Я очень скоро справился с азбукой, может быть, потому, что мне самому хотелось поскорее читать. Я любил рассматривать картинки в книгах, но для того, чтобы понимать их смысл, мне нужно было уметь читать. И я быстро научился читать, — и чтение сделалось с малых лет моим любимым занятием. Я читал много и без разбора, что попадалось под руку.
Вот первые прочитанные мною книги: Евангелие и Деяния апостолов, «Жизнеописание великих мужей древности» (очень старое издание на толстой, шершавой бумаге), рассказы о животных (с рисунками, — заглавия не помню), сказки («Синяя борода», «Красная шапочка», «Кот в сапогах» и др.), «Рассказы у камина доброй бабушки», «Конек-Горбунок» Ершова (знал почти наизусть), сочинения Державина, Пушкина, описание путешествия по диким странам, кажется, по Африке и Австралии, описание странствования по какой-то великой американской реке; История Наполеона I, Робинзон Крузо.

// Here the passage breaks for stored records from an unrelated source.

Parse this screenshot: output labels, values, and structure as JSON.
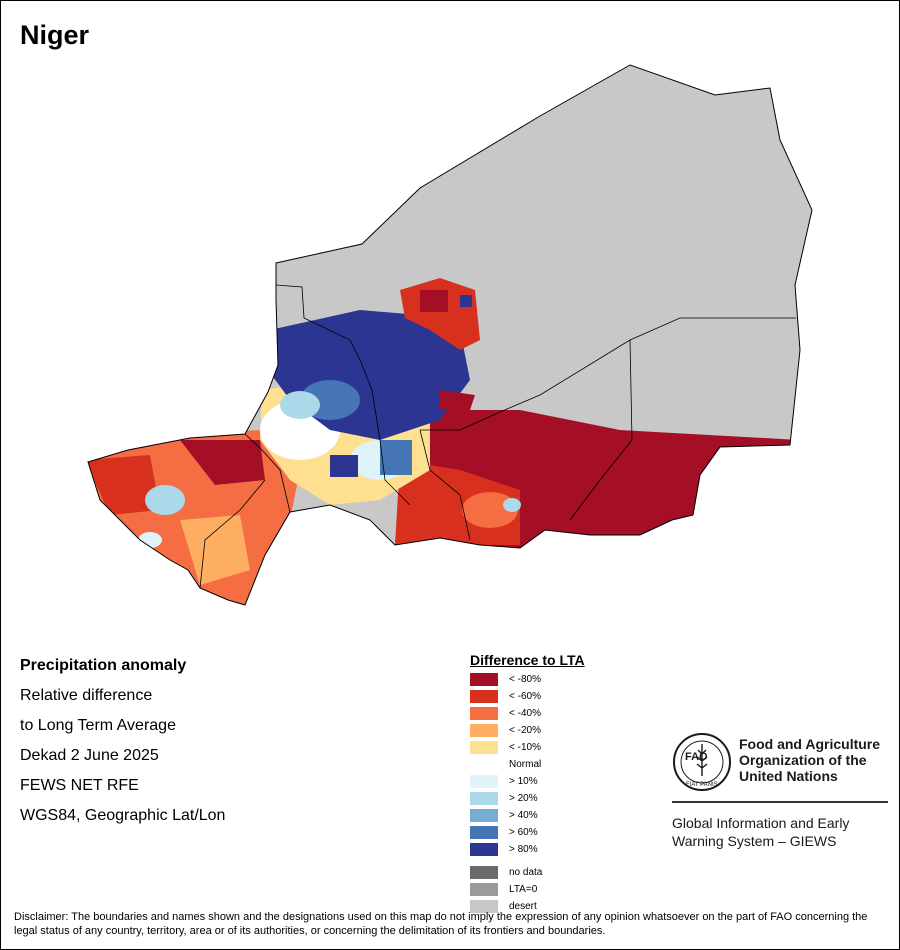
{
  "map": {
    "title": "Niger",
    "subject": "Precipitation anomaly",
    "details": [
      "Relative difference",
      "to Long Term Average",
      "Dekad 2 June 2025",
      "FEWS NET RFE",
      "WGS84, Geographic Lat/Lon"
    ]
  },
  "legend": {
    "title": "Difference to LTA",
    "classes": [
      {
        "label": "< -80%",
        "color": "#a50f26"
      },
      {
        "label": "< -60%",
        "color": "#d7301f"
      },
      {
        "label": "< -40%",
        "color": "#f46d43"
      },
      {
        "label": "< -20%",
        "color": "#fdae61"
      },
      {
        "label": "< -10%",
        "color": "#fee090"
      },
      {
        "label": "Normal",
        "color": "#ffffff"
      },
      {
        "label": "> 10%",
        "color": "#e0f3f8"
      },
      {
        "label": "> 20%",
        "color": "#abd9e9"
      },
      {
        "label": "> 40%",
        "color": "#74add1"
      },
      {
        "label": "> 60%",
        "color": "#4575b4"
      },
      {
        "label": "> 80%",
        "color": "#2c3591"
      }
    ],
    "extra": [
      {
        "label": "no data",
        "color": "#6b6b6b"
      },
      {
        "label": "LTA=0",
        "color": "#9a9a9a"
      },
      {
        "label": "desert",
        "color": "#c8c8c8"
      }
    ]
  },
  "org": {
    "logo_text": "FAO",
    "logo_motto": "FIAT PANIS",
    "name_lines": [
      "Food and Agriculture",
      "Organization of the",
      "United Nations"
    ],
    "system_lines": [
      "Global Information and Early",
      "Warning System – GIEWS"
    ]
  },
  "disclaimer": "Disclaimer: The boundaries and names shown and the designations used on this map do not imply the expression of any opinion whatsoever on the part of FAO concerning the legal status of any country, territory, area or of its authorities, or concerning the delimitation of its frontiers and boundaries."
}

Затем следовала масса книг самого разнообразного содержания (впрочем, более всего романы и повести), как, например: «Тысяча и одна ночь», «Таинственный монах» Зотова, «Падение Новгорода», «Стригольники», «Ведьма за Днепром», «Юрий Милославский» Загоскина, «Рославлев» его же, «Александр Македонский», «История Петра I» (с рисунками), «Мартин Найденыш» Евг. Сю и его же «Вечный Жид», «Тарантас» гр. Соллогуба (с рисунками), «Пертская красна девица» В. Скотта, «Опасный замок» его же, «Вечера на хуторе близ Диканьки» и «Тарас Бульба» (начал читать «Мертвые души», но бросил, показались скучны), «Библиотека для чтения» Сеньковского. Остальных не помню, но их было еще немало.
Державин, помню, мне показался сух и напыщен, и лишь немногие из его произведений нравились мне своим торжественным, звучным стихом. Зато Пушкин сразу же меня очаровал и сделался моим любимцем. Конечно, я и в Пушкине еще многого не понимал, но все-таки Пушкин был проще, естественнее и ближе ко мне, чем важный певец Фелицы. Я зачитывался «Капитанской дочкой» и «Повестями Белкина», а из стихотворений многие знал наизусть, как, например: «Жених», «Утопленник», «Бесы», «Сказка о рыбаке и рыбке», «О царе Салтане» и др. Я читал и днем в свободное время, читал и по вечерам (если не занимался рисованием), читал и рано поутру, поднимаясь с огнем. Скажу без преувеличения, что я до 10 лет прочитал столько книг по истории и изящной словесности, сколько иной юноша не прочитает и до 16-летнего возраста. Я, разумеется, не хочу сказать, что все прочитанные мною книги в равной мере были полезны и способствовали моему умственному и нравственному развитию. Тут были и хорошие и дурные книги; но здоровый детский организм, росший в здоровой атмосфере, при благоприятных условиях, на глазах нежно любящей и любимой матери, все перемалывал — хорошее и дурное — и в итоге получалось добро. Даже такие книги, который теперь считаются плохими с педагогической точки зрения и, может быть, ныне уже вовсе не читаются у нас, как, например, роман А. Дюма «Граф Монтекристо» или «Вечный Жид» Евг. Сю, — для меня оказывались полезными. Они заставляли задумываться над людскою несправедливостью, жалеть несчастных, становиться на сторону угнетенных! восхищаться благородными подвигами самоотвержения, — одним словом, развивали гуманные чувства.